Durant ses presque quinze ans chez Lanvin, il projette la maison dans la pop culture, dessinant des timbres de La Poste, rhabillant une ligne de maquillage pour Lancôme et une robe pour Minnie Mouse. Mais après son départ chaotique en 2015, il prend du recul, signant tout de même une poignée de collaborations, avec les Éditions de Parfums Frédéric Malle en 2016 (qui donnera la fragrance Superstitious), Converse en 2017 ou encore, Tod’s en 2019.

Une couture fun

Il y a deux ans, il annonçait son come-back avec le lancement de sa marque AZ Factory en partenariat avec Richemont.
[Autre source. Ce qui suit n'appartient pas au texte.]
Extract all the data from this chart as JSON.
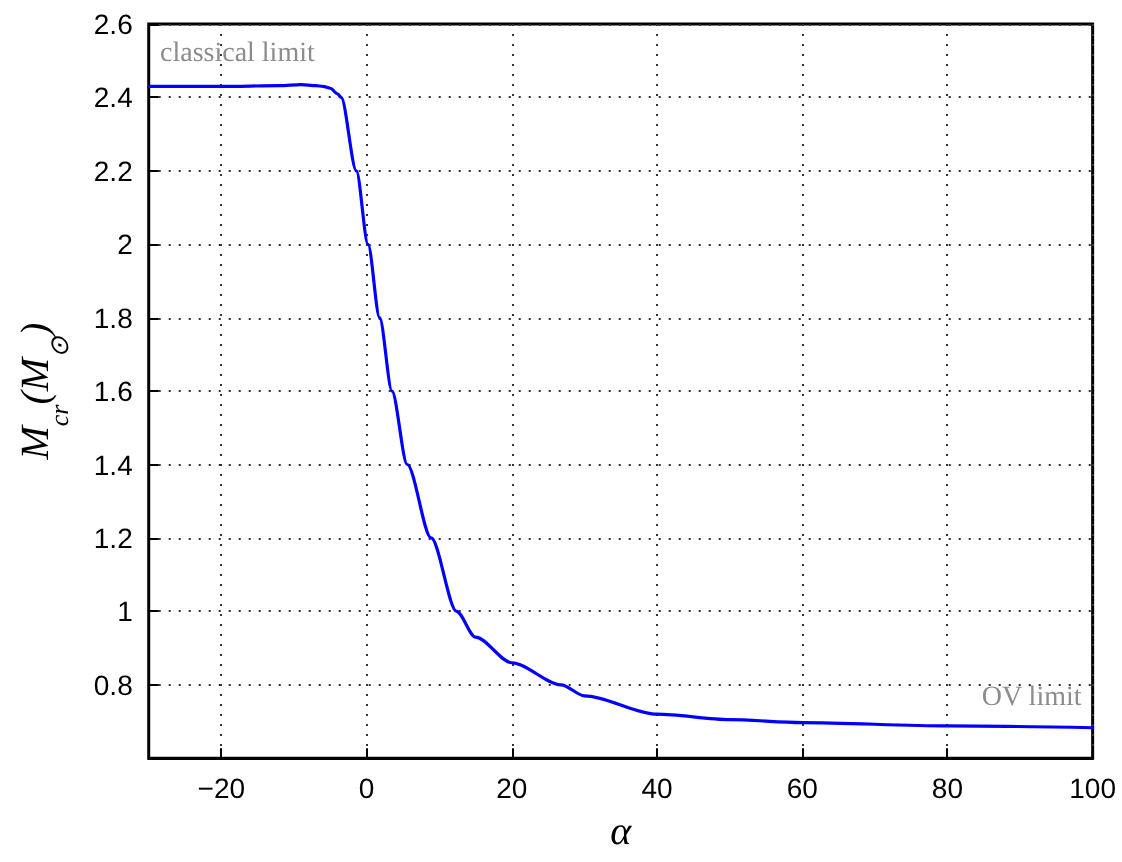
{
  "chart_data": {
    "type": "line",
    "xlabel": "α",
    "ylabel": "M$_{cr}$(M$_{⊙}$)",
    "annotations": [
      "classical limit",
      "OV limit"
    ],
    "x": [
      -30,
      -20,
      -12,
      -9,
      -7,
      -6,
      -5,
      -4,
      -3.5,
      -1.4,
      0.2,
      1.8,
      3.5,
      5.6,
      8.9,
      12.4,
      15,
      20,
      26.8,
      30,
      40,
      50,
      60,
      80,
      100
    ],
    "series": [
      {
        "color": "#0000ff",
        "values": [
          2.43,
          2.43,
          2.432,
          2.435,
          2.432,
          2.43,
          2.425,
          2.41,
          2.4,
          2.2,
          2.0,
          1.8,
          1.6,
          1.4,
          1.2,
          1.0,
          0.93,
          0.86,
          0.8,
          0.77,
          0.72,
          0.705,
          0.697,
          0.688,
          0.683
        ]
      }
    ],
    "xlim": [
      -30,
      100
    ],
    "xticks": [
      -20,
      0,
      20,
      40,
      60,
      80,
      100
    ],
    "ylim": [
      0.6,
      2.6
    ],
    "yticks": [
      0.8,
      1,
      1.2,
      1.4,
      1.6,
      1.8,
      2,
      2.2,
      2.4,
      2.6
    ],
    "grid": true,
    "marker": "none",
    "line_style": "solid"
  }
}
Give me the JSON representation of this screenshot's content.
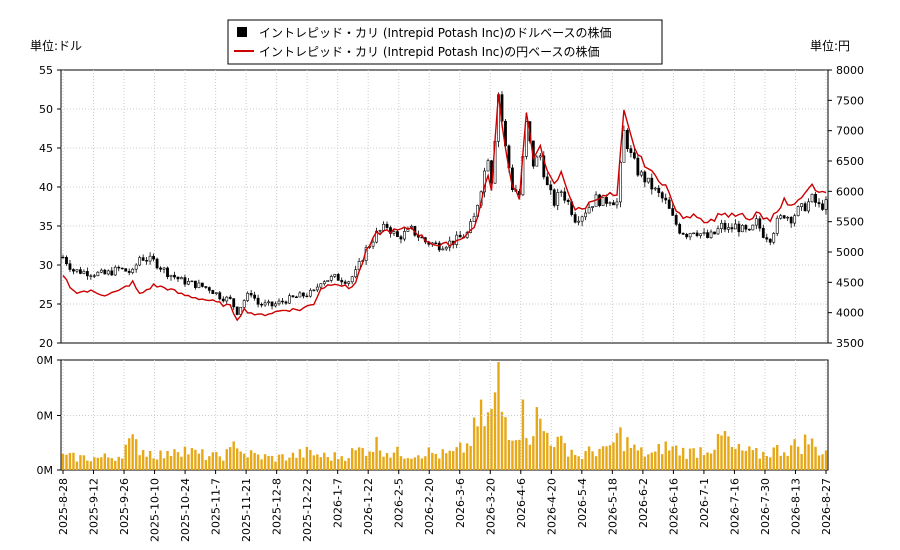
{
  "legend": {
    "items": [
      {
        "label": "イントレピッド・カリ (Intrepid Potash Inc)のドルベースの株価",
        "color": "#000000",
        "marker": "square"
      },
      {
        "label": "イントレピッド・カリ (Intrepid Potash Inc)の円ベースの株価",
        "color": "#cc0000",
        "marker": "line"
      }
    ]
  },
  "chart_data": [
    {
      "type": "line",
      "title": "",
      "left_unit_label": "単位:ドル",
      "right_unit_label": "単位:円",
      "grid": true,
      "legend_position": "top-center",
      "x_tick_labels": [
        "2025-8-28",
        "2025-9-12",
        "2025-9-26",
        "2025-10-10",
        "2025-10-24",
        "2025-11-7",
        "2025-11-21",
        "2025-12-8",
        "2025-12-22",
        "2026-1-7",
        "2026-1-22",
        "2026-2-5",
        "2026-2-20",
        "2026-3-6",
        "2026-3-20",
        "2026-4-6",
        "2026-4-20",
        "2026-5-4",
        "2026-5-18",
        "2026-6-2",
        "2026-6-16",
        "2026-7-1",
        "2026-7-16",
        "2026-7-30",
        "2026-8-13",
        "2026-8-27"
      ],
      "y_left_range": [
        20,
        55
      ],
      "y_left_ticks": [
        "20",
        "25",
        "30",
        "35",
        "40",
        "45",
        "50",
        "55"
      ],
      "y_right_range": [
        3500,
        8000
      ],
      "y_right_ticks": [
        "3500",
        "4000",
        "4500",
        "5000",
        "5500",
        "6000",
        "6500",
        "7000",
        "7500",
        "8000"
      ],
      "series": [
        {
          "color": "#000000",
          "style": "candlestick",
          "axis": "left",
          "keypoints": [
            [
              0,
              31
            ],
            [
              3,
              29.3
            ],
            [
              8,
              29
            ],
            [
              12,
              28.8
            ],
            [
              16,
              29.5
            ],
            [
              20,
              29
            ],
            [
              22,
              31
            ],
            [
              26,
              30.5
            ],
            [
              30,
              29
            ],
            [
              34,
              28
            ],
            [
              38,
              27.5
            ],
            [
              42,
              27
            ],
            [
              45,
              26
            ],
            [
              48,
              25.5
            ],
            [
              50,
              24
            ],
            [
              52,
              25.5
            ],
            [
              54,
              26.5
            ],
            [
              56,
              25
            ],
            [
              60,
              24.8
            ],
            [
              64,
              25.5
            ],
            [
              68,
              26
            ],
            [
              72,
              26.5
            ],
            [
              74,
              28
            ],
            [
              78,
              28.4
            ],
            [
              82,
              28
            ],
            [
              84,
              29
            ],
            [
              87,
              32
            ],
            [
              90,
              34
            ],
            [
              93,
              35
            ],
            [
              96,
              33.5
            ],
            [
              100,
              34.5
            ],
            [
              104,
              33
            ],
            [
              108,
              32.5
            ],
            [
              112,
              33
            ],
            [
              116,
              34
            ],
            [
              118,
              36
            ],
            [
              120,
              40
            ],
            [
              122,
              44
            ],
            [
              123,
              41
            ],
            [
              125,
              52
            ],
            [
              127,
              45
            ],
            [
              129,
              40
            ],
            [
              131,
              39
            ],
            [
              133,
              48
            ],
            [
              135,
              43
            ],
            [
              137,
              44
            ],
            [
              139,
              40
            ],
            [
              141,
              38
            ],
            [
              143,
              39.5
            ],
            [
              145,
              38
            ],
            [
              147,
              36
            ],
            [
              149,
              36.5
            ],
            [
              151,
              37.5
            ],
            [
              153,
              38.5
            ],
            [
              155,
              38
            ],
            [
              157,
              38.5
            ],
            [
              159,
              38
            ],
            [
              161,
              47
            ],
            [
              163,
              44
            ],
            [
              165,
              42
            ],
            [
              167,
              41
            ],
            [
              169,
              40
            ],
            [
              171,
              39
            ],
            [
              173,
              38
            ],
            [
              175,
              36
            ],
            [
              177,
              34.5
            ],
            [
              179,
              34
            ],
            [
              181,
              34.5
            ],
            [
              183,
              34
            ],
            [
              185,
              33.5
            ],
            [
              187,
              34
            ],
            [
              189,
              35
            ],
            [
              191,
              34.5
            ],
            [
              193,
              35
            ],
            [
              195,
              34.5
            ],
            [
              197,
              34
            ],
            [
              199,
              35.5
            ],
            [
              201,
              34
            ],
            [
              203,
              33.5
            ],
            [
              205,
              35.5
            ],
            [
              207,
              36.5
            ],
            [
              209,
              36
            ],
            [
              211,
              37
            ],
            [
              213,
              37.5
            ],
            [
              215,
              38.5
            ],
            [
              217,
              37.5
            ],
            [
              219,
              37.8
            ]
          ]
        },
        {
          "color": "#cc0000",
          "style": "line",
          "axis": "right",
          "keypoints": [
            [
              0,
              4600
            ],
            [
              3,
              4350
            ],
            [
              8,
              4350
            ],
            [
              12,
              4300
            ],
            [
              16,
              4350
            ],
            [
              20,
              4500
            ],
            [
              22,
              4300
            ],
            [
              26,
              4450
            ],
            [
              30,
              4400
            ],
            [
              34,
              4300
            ],
            [
              38,
              4250
            ],
            [
              42,
              4200
            ],
            [
              45,
              4150
            ],
            [
              48,
              4100
            ],
            [
              50,
              3900
            ],
            [
              52,
              4050
            ],
            [
              54,
              4000
            ],
            [
              56,
              3950
            ],
            [
              60,
              4000
            ],
            [
              64,
              4050
            ],
            [
              68,
              4050
            ],
            [
              72,
              4150
            ],
            [
              74,
              4400
            ],
            [
              78,
              4500
            ],
            [
              82,
              4400
            ],
            [
              84,
              4500
            ],
            [
              87,
              5000
            ],
            [
              90,
              5300
            ],
            [
              93,
              5350
            ],
            [
              96,
              5350
            ],
            [
              100,
              5400
            ],
            [
              104,
              5200
            ],
            [
              108,
              5100
            ],
            [
              112,
              5150
            ],
            [
              116,
              5300
            ],
            [
              118,
              5400
            ],
            [
              120,
              5800
            ],
            [
              122,
              6300
            ],
            [
              123,
              6000
            ],
            [
              125,
              7600
            ],
            [
              127,
              6700
            ],
            [
              129,
              6100
            ],
            [
              131,
              5900
            ],
            [
              133,
              7300
            ],
            [
              135,
              6500
            ],
            [
              137,
              6800
            ],
            [
              139,
              6300
            ],
            [
              141,
              6100
            ],
            [
              143,
              6300
            ],
            [
              145,
              6000
            ],
            [
              147,
              5700
            ],
            [
              149,
              5700
            ],
            [
              151,
              5800
            ],
            [
              153,
              5900
            ],
            [
              155,
              5900
            ],
            [
              157,
              5950
            ],
            [
              159,
              5900
            ],
            [
              161,
              7300
            ],
            [
              163,
              6900
            ],
            [
              165,
              6600
            ],
            [
              167,
              6450
            ],
            [
              169,
              6300
            ],
            [
              171,
              6200
            ],
            [
              173,
              6100
            ],
            [
              175,
              5800
            ],
            [
              177,
              5600
            ],
            [
              179,
              5550
            ],
            [
              181,
              5650
            ],
            [
              183,
              5550
            ],
            [
              185,
              5500
            ],
            [
              187,
              5550
            ],
            [
              189,
              5650
            ],
            [
              191,
              5600
            ],
            [
              193,
              5600
            ],
            [
              195,
              5600
            ],
            [
              197,
              5500
            ],
            [
              199,
              5650
            ],
            [
              201,
              5550
            ],
            [
              203,
              5500
            ],
            [
              205,
              5700
            ],
            [
              207,
              5850
            ],
            [
              209,
              5750
            ],
            [
              211,
              5900
            ],
            [
              213,
              5950
            ],
            [
              215,
              6100
            ],
            [
              217,
              5950
            ],
            [
              219,
              6000
            ]
          ]
        }
      ]
    },
    {
      "type": "bar",
      "title": "",
      "grid": true,
      "y_tick_labels": [
        "0M",
        "0M",
        "0M"
      ],
      "series": [
        {
          "color": "#e6a817",
          "keypoints": [
            [
              0,
              0.12
            ],
            [
              10,
              0.11
            ],
            [
              16,
              0.13
            ],
            [
              18,
              0.22
            ],
            [
              20,
              0.25
            ],
            [
              24,
              0.17
            ],
            [
              30,
              0.13
            ],
            [
              32,
              0.23
            ],
            [
              38,
              0.15
            ],
            [
              44,
              0.12
            ],
            [
              48,
              0.16
            ],
            [
              50,
              0.28
            ],
            [
              52,
              0.15
            ],
            [
              60,
              0.11
            ],
            [
              66,
              0.13
            ],
            [
              70,
              0.16
            ],
            [
              76,
              0.12
            ],
            [
              80,
              0.13
            ],
            [
              84,
              0.17
            ],
            [
              88,
              0.21
            ],
            [
              90,
              0.24
            ],
            [
              94,
              0.16
            ],
            [
              100,
              0.15
            ],
            [
              104,
              0.17
            ],
            [
              108,
              0.14
            ],
            [
              112,
              0.15
            ],
            [
              116,
              0.22
            ],
            [
              120,
              0.48
            ],
            [
              122,
              0.46
            ],
            [
              124,
              0.62
            ],
            [
              125,
              0.88
            ],
            [
              126,
              0.55
            ],
            [
              128,
              0.42
            ],
            [
              130,
              0.37
            ],
            [
              132,
              0.5
            ],
            [
              134,
              0.34
            ],
            [
              136,
              0.48
            ],
            [
              138,
              0.36
            ],
            [
              140,
              0.32
            ],
            [
              142,
              0.25
            ],
            [
              144,
              0.22
            ],
            [
              146,
              0.19
            ],
            [
              148,
              0.12
            ],
            [
              150,
              0.15
            ],
            [
              154,
              0.2
            ],
            [
              156,
              0.16
            ],
            [
              158,
              0.26
            ],
            [
              160,
              0.32
            ],
            [
              162,
              0.25
            ],
            [
              164,
              0.19
            ],
            [
              166,
              0.16
            ],
            [
              170,
              0.14
            ],
            [
              172,
              0.22
            ],
            [
              176,
              0.19
            ],
            [
              180,
              0.16
            ],
            [
              184,
              0.2
            ],
            [
              188,
              0.24
            ],
            [
              190,
              0.33
            ],
            [
              192,
              0.19
            ],
            [
              196,
              0.17
            ],
            [
              200,
              0.14
            ],
            [
              204,
              0.18
            ],
            [
              208,
              0.2
            ],
            [
              212,
              0.24
            ],
            [
              214,
              0.28
            ],
            [
              216,
              0.2
            ],
            [
              219,
              0.17
            ]
          ]
        }
      ]
    }
  ]
}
En janvier, il présentait ainsi la première collection, sa version d’une haute couture moderne, à la silhouette «fun » tournée vers les nouvelles technologies. «Je me suis beaucoup interrogé sur la question de l’âge, disait-il au Figaro, à l’occasion de son retour. Je ne me retrouvais pas dans ce monde où le designer doit avoir 16 ans et le CEO, 22 ans maximum : fais-je encore partie de cette histoire ?» S’il avait regagné sa place sur l’échiquier de la mode, il n’était pas dupe de son époque. « On vit dans un monde qui génère trop de solitude et trop d’agressivité. Un monde qui a trop de ‘likes’ et pas assez de ‘love’. C’est le moment, je crois, de s’autoriser à être soi-même et à s’aimer.»